The premise of Nathan Cassidy’s show is in its name – he’s positing the idea that he is the reason behind the financial crash of 2008. This is an interesting concept, and one that could explore a lot of different avenues; the culture which fostered such recklessness, the government’s response to it, and whether it’ll happen again.

Unfortunately, Cassidy does’t explore any of these ideas in great depth. His anger at the 2008 recession seems to be targeted at individuals he didn’t like on a personal level, instead of attacking the structural injustices in place that allowed such a small group of companies to acquire such a large sum of money (and then blow it all). Most of the time, he just comes off as incredibly bitter – something he says he’s aware of, but keeps doing anyway.

This bitterness isn’t restricted to the bankers, though – it seems like Cassidy is angry at, well, everything. A bad Times review, a failed marriage, how much Dermot O’Leary earns. Ranting isn’t a comedy misstep per se, but it feels like one when the anger becomes unrelenting. And the entire crux of the routine, the anecdote about how Cassidy caused the 2008 financial crash, takes less than two minutes to tell. It seems anticlimactic at best, especially because it took us such a long time to get here (a disproportionate amount of time was spent discussing the minutiae of OJ Simpson’s trial, although there were good points raised about how you can literally get away with murder as long as you have money).

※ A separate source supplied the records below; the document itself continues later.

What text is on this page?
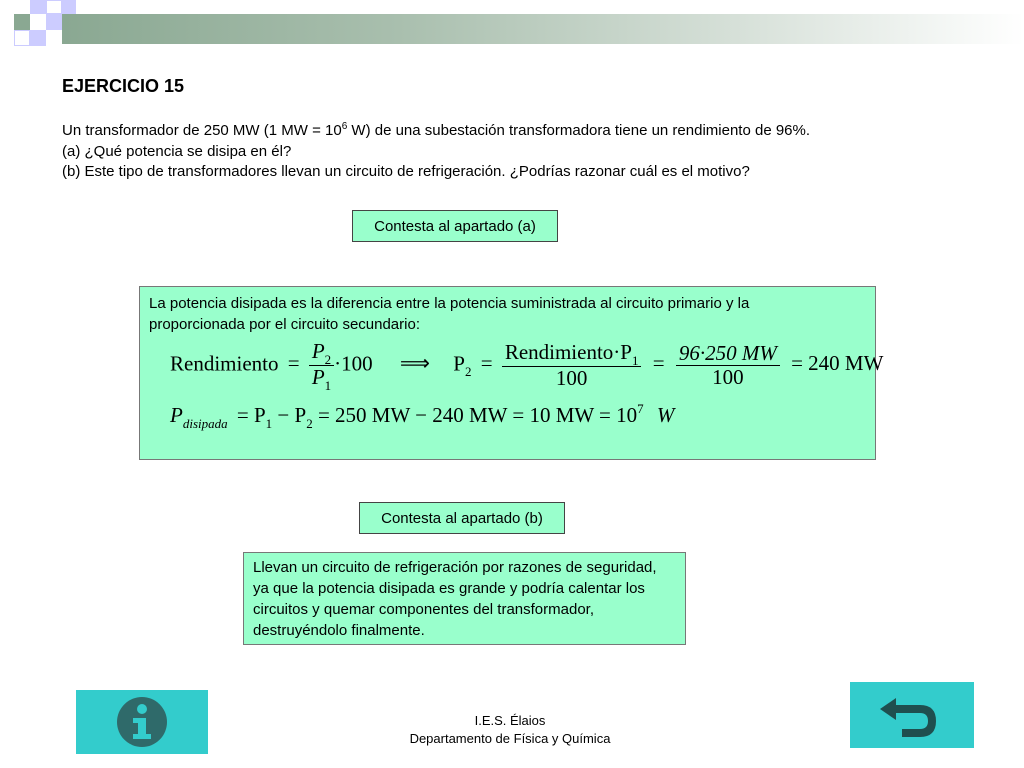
EJERCICIO 15
Un transformador de 250 MW (1 MW = $10^6$ W) de una subestación transformadora tiene un rendimiento de 96%.
(a) ¿Qué potencia se disipa en él?
(b) Este tipo de transformadores llevan un circuito de refrigeración. ¿Podrías razonar cuál es el motivo?
Contesta al apartado (a)
La potencia disipada es la diferencia entre la potencia suministrada al circuito primario y la proporcionada por el circuito secundario:
Rendimiento = $\frac{P_2}{P_1} \cdot 100$ ⟹ $P_2 = \frac{Rendimiento\cdot P_1}{100} = \frac{96\cdot 250 MW}{100} = 240$ MW
$P_{disipada} = P_1 - P_2 = 250$ MW − 240 MW = 10 MW = $10^7$ W
Contesta al apartado (b)
Llevan un circuito de refrigeración por razones de seguridad, ya que la potencia disipada es grande y podría calentar los circuitos y quemar componentes del transformador, destruyéndolo finalmente.
I.E.S. Élaios
Departamento de Física y Química
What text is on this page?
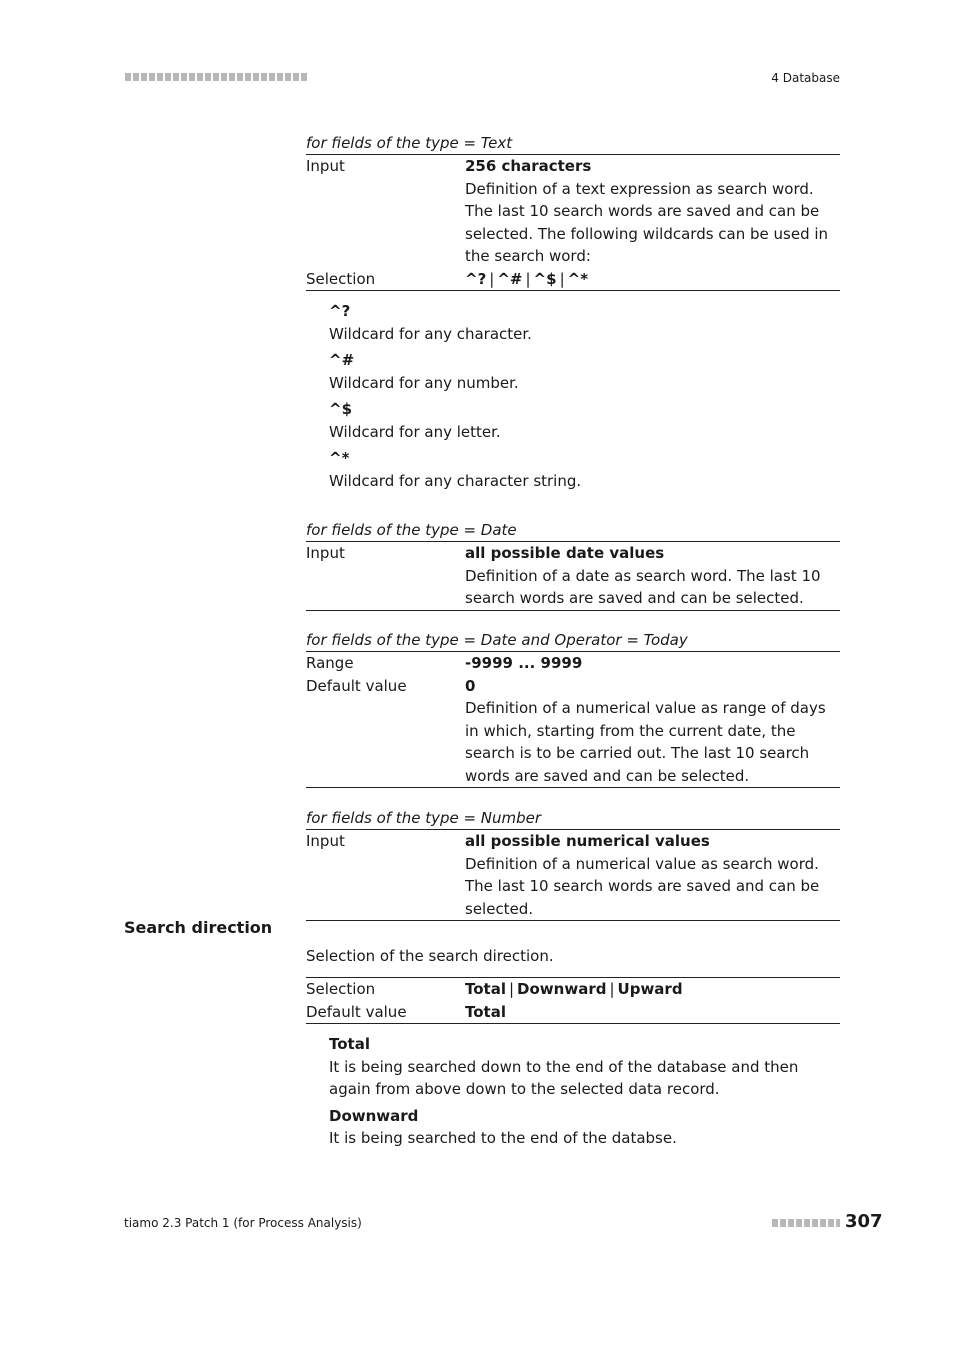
4 Database
for fields of the type = Text
Input	256 characters
Definition of a text expression as search word. The last 10 search words are saved and can be selected. The following wildcards can be used in the search word:
Selection	^? | ^# | ^$ | ^*
^?
Wildcard for any character.
^#
Wildcard for any number.
^$
Wildcard for any letter.
^*
Wildcard for any character string.
for fields of the type = Date
Input	all possible date values
Definition of a date as search word. The last 10 search words are saved and can be selected.
for fields of the type = Date and Operator = Today
Range	-9999 ... 9999
Default value	0
Definition of a numerical value as range of days in which, starting from the current date, the search is to be carried out. The last 10 search words are saved and can be selected.
for fields of the type = Number
Input	all possible numerical values
Definition of a numerical value as search word. The last 10 search words are saved and can be selected.
Search direction
Selection of the search direction.
Selection	Total | Downward | Upward
Default value	Total
Total
It is being searched down to the end of the database and then again from above down to the selected data record.
Downward
It is being searched to the end of the databse.
tiamo 2.3 Patch 1 (for Process Analysis)	307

Cassidy has some genuinely interesting insight into a famously nasty sector of work during a famously nasty period of time, and there are some good one-liners along the way. He’s clearly passionate about many worthy causes – workplace bullying, for one – and the anecdote about his children is the highlight of the show (both in terms of comedy and its feelgood factor). In fact, just tightening the structure up a little could help a great deal; it’s a shame that for now, his show seems to be a nebulous collection of tangents and not much else.